Wednesday, November 25, 2009

Potentially Lame Half-Grateful/Half-Griping Official Thanksgiving-Related Post (with links!)

A few thoughts that rolled through my mind as a late meal from Taco Time rolled through my digestive system at 6AM...

-If my dad's side of the family is the Utah Jazz, then losing both my grandparents last year was kind of like Stockton and Malone retiring.  You knew it was going to happen, and you knew that things would never be the same afterwards.  But thanks to a few draft picks and free agent signings (IE, births to my cousins in Oregon, my sister getting married), the team will eventually claw its way back to contention, even if we miss the playoffs for a season or two in the meantime.

-More than ever, I want the real Utah Jazz to win an NBA title, if only because I never want to hear the folks on the radio have to debate whether our state's first major pro sports title is this week's Real Salt Lake MLS triumph or the Utah Stars' ABA title back in 1971.

-It's more important than ever that we find opportunities to laugh at ourselves.  Fortunately, we have the Internets.

-(WARNING: POTENTIALLY SEXIST COMMENT ALERT) I used to think that the most obvious sign of the Apocalypse was a middle-aged woman driving a white Mercedes SUV.  Now I am more inclined to think it is the blond 20-year-old trophy wife driving her only child around in a black Cadillac Escalade.  (And yes, this observation is at least partially based in petulant jealousy...of the wife, not the Escalade.)

-(MAKE-UP COMMENT TO ATONE FOR PREVIOUS OFFENSE) Men are stupid.


-I made a big deal out of getting bumped from my singles ward at the end of last year.  I think the reason I made a big deal out of it was that deep down I knew how socially dependent I had become on the membership, which was not a good thing.  Now, a year later, I think I have officially passed the point where even if invited, I wouldn't go back.  Because that would kind of feel like going back to Prom.

-Leaving the aforementioned ward may have been a shock to the social system, but the aftermath has reinforced the value of my immediate family and longtime friends.  IE, the people I will still know and love ten years from now, as opposed to ten days from now.  Spending less time at ward activities has meant more time with them, and I'd venture to say it's been time well spent.

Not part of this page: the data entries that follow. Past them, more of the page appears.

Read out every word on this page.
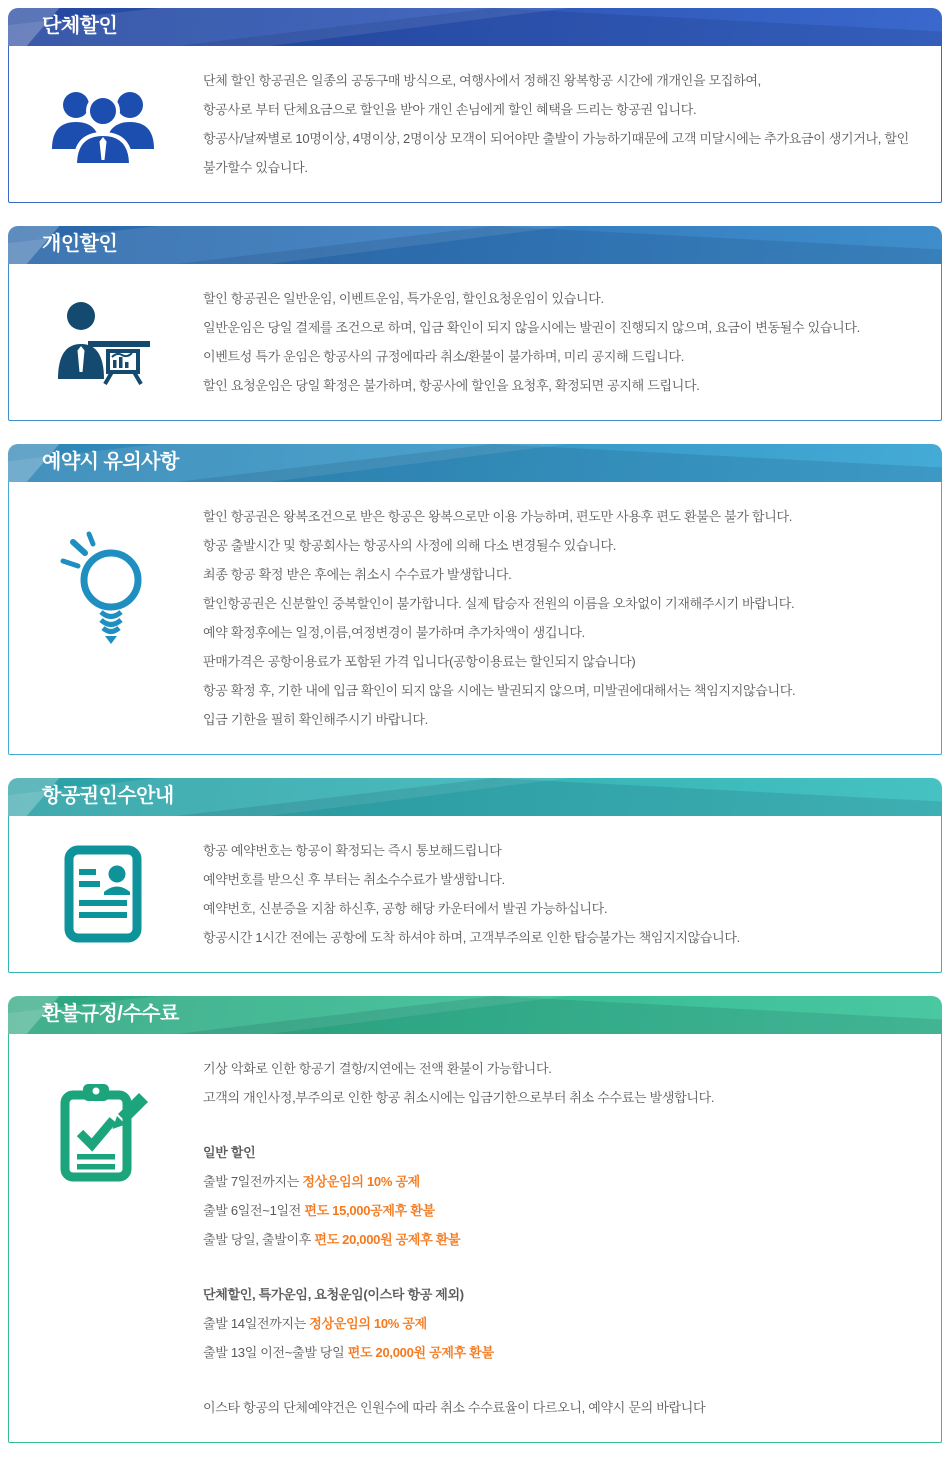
단체할인

단체 할인 항공권은 일종의 공동구매 방식으로, 여행사에서 정해진 왕복항공 시간에 개개인을 모집하여,

항공사로 부터 단체요금으로 할인을 받아 개인 손님에게 할인 혜택을 드리는 항공권 입니다.

항공사/날짜별로 10명이상, 4명이상, 2명이상 모객이 되어야만 출발이 가능하기때문에 고객 미달시에는 추가요금이 생기거나, 할인 불가할수 있습니다.

개인할인

할인 항공권은 일반운임, 이벤트운임, 특가운임, 할인요청운임이 있습니다.

일반운임은 당일 결제를 조건으로 하며, 입금 확인이 되지 않을시에는 발권이 진행되지 않으며, 요금이 변동될수 있습니다.

이벤트성 특가 운임은 항공사의 규정에따라 취소/환불이 불가하며, 미리 공지해 드립니다.

할인 요청운임은 당일 확정은 불가하며, 항공사에 할인을 요청후, 확정되면 공지해 드립니다.

예약시 유의사항

할인 항공권은 왕복조건으로 받은 항공은 왕복으로만 이용 가능하며, 편도만 사용후 편도 환불은 불가 합니다.

항공 출발시간 및 항공회사는 항공사의 사정에 의해 다소 변경될수 있습니다.

최종 항공 확정 받은 후에는 취소시 수수료가 발생합니다.

할인항공권은 신분할인 중복할인이 불가합니다. 실제 탑승자 전원의 이름을 오차없이 기재해주시기 바랍니다.

예약 확정후에는 일정,이름,여정변경이 불가하며 추가차액이 생깁니다.

판매가격은 공항이용료가 포함된 가격 입니다(공항이용료는 할인되지 않습니다)

항공 확정 후, 기한 내에 입금 확인이 되지 않을 시에는 발권되지 않으며, 미발권에대해서는 책임지지않습니다.

입금 기한을 필히 확인해주시기 바랍니다.

항공권인수안내

항공 예약번호는 항공이 확정되는 즉시 통보해드립니다

예약번호를 받으신 후 부터는 취소수수료가 발생합니다.

예약번호, 신분증을 지참 하신후, 공항 해당 카운터에서 발권 가능하십니다.

항공시간 1시간 전에는 공항에 도착 하셔야 하며, 고객부주의로 인한 탑승불가는 책임지지않습니다.

환불규정/수수료

기상 악화로 인한 항공기 결항/지연에는 전액 환불이 가능합니다.

고객의 개인사정,부주의로 인한 항공 취소시에는 입금기한으로부터 취소 수수료는 발생합니다.

일반 할인

출발 7일전까지는 정상운임의 10% 공제

출발 6일전~1일전 편도 15,000공제후 환불

출발 당일, 출발이후 편도 20,000원 공제후 환불

단체할인, 특가운임, 요청운임(이스타 항공 제외)

출발 14일전까지는 정상운임의 10% 공제

출발 13일 이전~출발 당일 편도 20,000원 공제후 환불

이스타 항공의 단체예약건은 인원수에 따라 취소 수수료율이 다르오니, 예약시 문의 바랍니다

-I am very grateful to be back teaching again, in spite of the associated hassles.  Still, it might be time to start putting a few more restrictions on student paper topics.  This was never a problem for my first five years of teaching, until one intrepid student decided to write his division/classification paper on the Kama Sutra.  This semester, of 40 persuasive argument papers, a record seven papers have been written on some aspect of drug legalization, including four that specifically advocate the legalization of weed.

Sigh.

Here is an actual comment I made on one of the aforementioned papers:

"To put it simply, if you want to  overcome the stigma attached to pot, you should probably avoid basing half of your evidence on material from a source called 'Half-Baked: a Pot-u-Mentary.'"

-We're only four episodes in, but I am thankful for the return of "V" to prime time television, if only because it serves to remind me that I'm not the only guy out there who can be suckered into supporting a clandestine alien invasion through nothing more than a pretty face and a tailored jumpsuit.


-I'm very grateful for long winding back highways like the PCH in California and Highway's 32 and 34 in Idaho.  There's nothing like getting a little open road perspective at 70mph as the wind whips through your (imaginary) hair and you drive by some of the great back road icons of Blue Highway America.

-Getting laid off from KJZZ cost me some financial security and the chance to get on TV once a week, but in the time since, I've been able to write a book and develop a new career, neither of which would have happened had I still been surviving on four hours of sleep a day.

-Life will always have its frustrations, and I'll always have plenty of reasons to gripe.  But if you understand that life is about agency, and not about justice, the pill is a bit easier to swallow.  Besides, in the end, if you can still relate your existence to a Fine Young Cannibals song, you're probably doing OK.